Les origines du dipladenia

Dipladenia est un nom générique qui n'a pas le même sens s'il est pronconcé par la bouche d'un pépiniériste ou par celle d'un botaniste. En effet, les dipladenias et les mandevillas que nous cultivons dans nos jardins et nos intérieurs ne sont que la face cachée et apprivoisée d'une vaste famille de plantes sauvages. Le dipladenia des pépinières et celui que l'on trouve à l'état naturel en Amérique du Sud ont tout, et pourtant plus grand chose, en commun.

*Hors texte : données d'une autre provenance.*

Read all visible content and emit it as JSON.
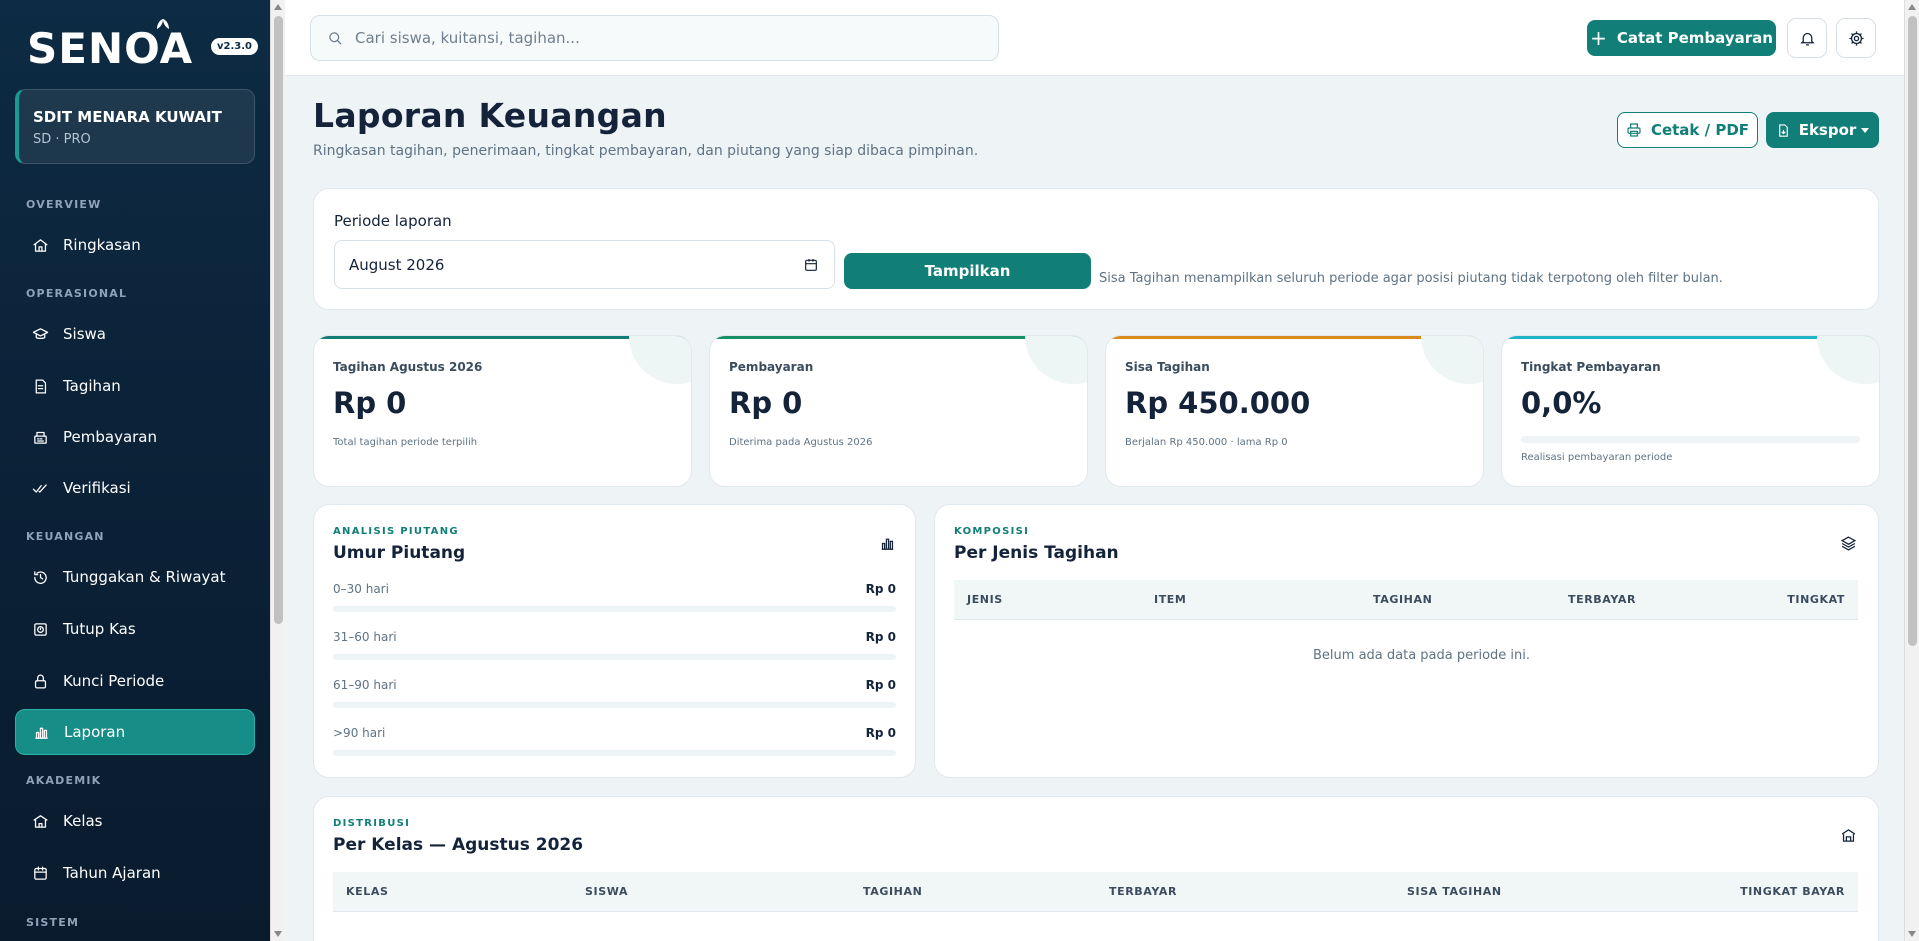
{
  "brand": {
    "name": "SENOA",
    "version": "v2.3.0"
  },
  "school": {
    "name": "SDIT MENARA KUWAIT",
    "sub": "SD · PRO"
  },
  "sidebar": {
    "sections": [
      "OVERVIEW",
      "OPERASIONAL",
      "KEUANGAN",
      "AKADEMIK",
      "SISTEM"
    ],
    "items": [
      {
        "label": "Ringkasan",
        "icon": "home-icon"
      },
      {
        "label": "Siswa",
        "icon": "graduation-cap-icon"
      },
      {
        "label": "Tagihan",
        "icon": "invoice-icon"
      },
      {
        "label": "Pembayaran",
        "icon": "register-icon"
      },
      {
        "label": "Verifikasi",
        "icon": "double-check-icon"
      },
      {
        "label": "Tunggakan & Riwayat",
        "icon": "history-icon"
      },
      {
        "label": "Tutup Kas",
        "icon": "safe-icon"
      },
      {
        "label": "Kunci Periode",
        "icon": "lock-icon"
      },
      {
        "label": "Laporan",
        "icon": "bar-chart-icon"
      },
      {
        "label": "Kelas",
        "icon": "school-icon"
      },
      {
        "label": "Tahun Ajaran",
        "icon": "calendar-icon"
      }
    ]
  },
  "topbar": {
    "search_placeholder": "Cari siswa, kuitansi, tagihan...",
    "primary_button": "Catat Pembayaran"
  },
  "header": {
    "title": "Laporan Keuangan",
    "subtitle": "Ringkasan tagihan, penerimaan, tingkat pembayaran, dan piutang yang siap dibaca pimpinan.",
    "print_button": "Cetak / PDF",
    "export_button": "Ekspor"
  },
  "period": {
    "label": "Periode laporan",
    "value": "August 2026",
    "show_button": "Tampilkan",
    "note": "Sisa Tagihan menampilkan seluruh periode agar posisi piutang tidak terpotong oleh filter bulan."
  },
  "kpis": [
    {
      "label": "Tagihan Agustus 2026",
      "value": "Rp 0",
      "note": "Total tagihan periode terpilih",
      "accent": "#117e78"
    },
    {
      "label": "Pembayaran",
      "value": "Rp 0",
      "note": "Diterima pada Agustus 2026",
      "accent": "#17906a"
    },
    {
      "label": "Sisa Tagihan",
      "value": "Rp 450.000",
      "note": "Berjalan Rp 450.000 · lama Rp 0",
      "accent": "#d98a1c"
    },
    {
      "label": "Tingkat Pembayaran",
      "value": "0,0%",
      "note": "Realisasi pembayaran periode",
      "accent": "#22b3c6",
      "progress": 0
    }
  ],
  "aging": {
    "eyebrow": "ANALISIS PIUTANG",
    "title": "Umur Piutang",
    "rows": [
      {
        "label": "0–30 hari",
        "value": "Rp 0"
      },
      {
        "label": "31–60 hari",
        "value": "Rp 0"
      },
      {
        "label": "61–90 hari",
        "value": "Rp 0"
      },
      {
        "label": ">90 hari",
        "value": "Rp 0"
      }
    ]
  },
  "composition": {
    "eyebrow": "KOMPOSISI",
    "title": "Per Jenis Tagihan",
    "columns": [
      "JENIS",
      "ITEM",
      "TAGIHAN",
      "TERBAYAR",
      "TINGKAT"
    ],
    "empty": "Belum ada data pada periode ini."
  },
  "distribution": {
    "eyebrow": "DISTRIBUSI",
    "title": "Per Kelas — Agustus 2026",
    "columns": [
      "KELAS",
      "SISWA",
      "TAGIHAN",
      "TERBAYAR",
      "SISA TAGIHAN",
      "TINGKAT BAYAR"
    ]
  },
  "colors": {
    "primary": "#117e78",
    "sidebar": "#0d2b44",
    "accent_teal": "#1b9a92"
  }
}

Nous allons tacher, sur cette page de nous pencher sur le ou plutôt les dipladenias "in situ" et leur histoire.

 

Un peu de géographie : dipladenia d'où viens-tu ?

Il existe plus d’une centaine d’espèces de dipladenias (ou mandevillas), toutes originaires de l’Amérique du sud équatoriale ou centrale, présentes dans des zones tropicales et subtropicales qui ont, selon leur environnement, des caractéristiques et des besoins qui peuvent légèrement ou beaucoup différer.

On pourrait shématiser en disant qu'il s’agit de plantes habituées à des climats doux, sans gel, avec une alternance binaire entre saison sèche et humide, sans gros écarts de températures. Toutefois, les espèces originaires des zones équatoriales qui proviennent des « rain forests » où il fait chaud et humide toute l’année avec des températures constantes autour de 25°C sont des plantes purement tropicales. C'est le cliché amazonien dans toute sa splendeur, celui qui sent bon la moiteur et le moustique. Ces plantes sont des lianes, habituées à l'ombre et à la forte humidité, qui poussent essentiellement en s'étirant à l'envi sous la canopée. Les fleurs, très espacées sur les tiges sont, au regard de nos dipladenias de salon, peu nombreuses. Ces espèces sont peu représentatives du dipladenia tel qu'on le connait ici. Elles sont difficiles à cultiver et à trouver dans le commerce.

 

Mandevilla hirsuta

Une espèce typique de la jungle équatorienne (présente en Guyane notamment) : Mandevilla hirsute aux tiges et aux feuilles pubescentes (poilues quoi !) - (Image : A.Popovkin-Wikimediacommons)

 

L’espèce type dont sont issus la plupart des hybrides horticoles buissonnants que l’on trouve en Europe, le Dipladenia sanderi, ou jasmin du Brésil, est originaire de la région de Rio de Janeiro. Mais tous les cultivars du commerce issus de croisements et de sélections, que l'on cultive en pot n'existent pas à l'état sauvage. Par la main de l'Homme, leur floribondité (capacité à fleurir) a été démultipliée, leur volubilité (développement par des longues tiges vigoureuses) a été réduite, deux facteurs qui les rendent désormais très dépendants à la luminosité. Placé à l'ombre, le dipladenia retrouve ses vieux reflexes de lianes : les tiges s'allongent, l'étagement entre les feuilles s'accentue et par voir de conséquence, puisqu'elles apparaissent à l'aisselle de celles-ci, les fleurs se raréfient.

 

Dipladenia sanderi

Le très classique Dipladenia sanderi, semi-grimpant à fleurs rouges - (Image : J. Opioła-Wikimediacommons)

 

Un peu d'histoire: dipladenia d'ou viens-tu ?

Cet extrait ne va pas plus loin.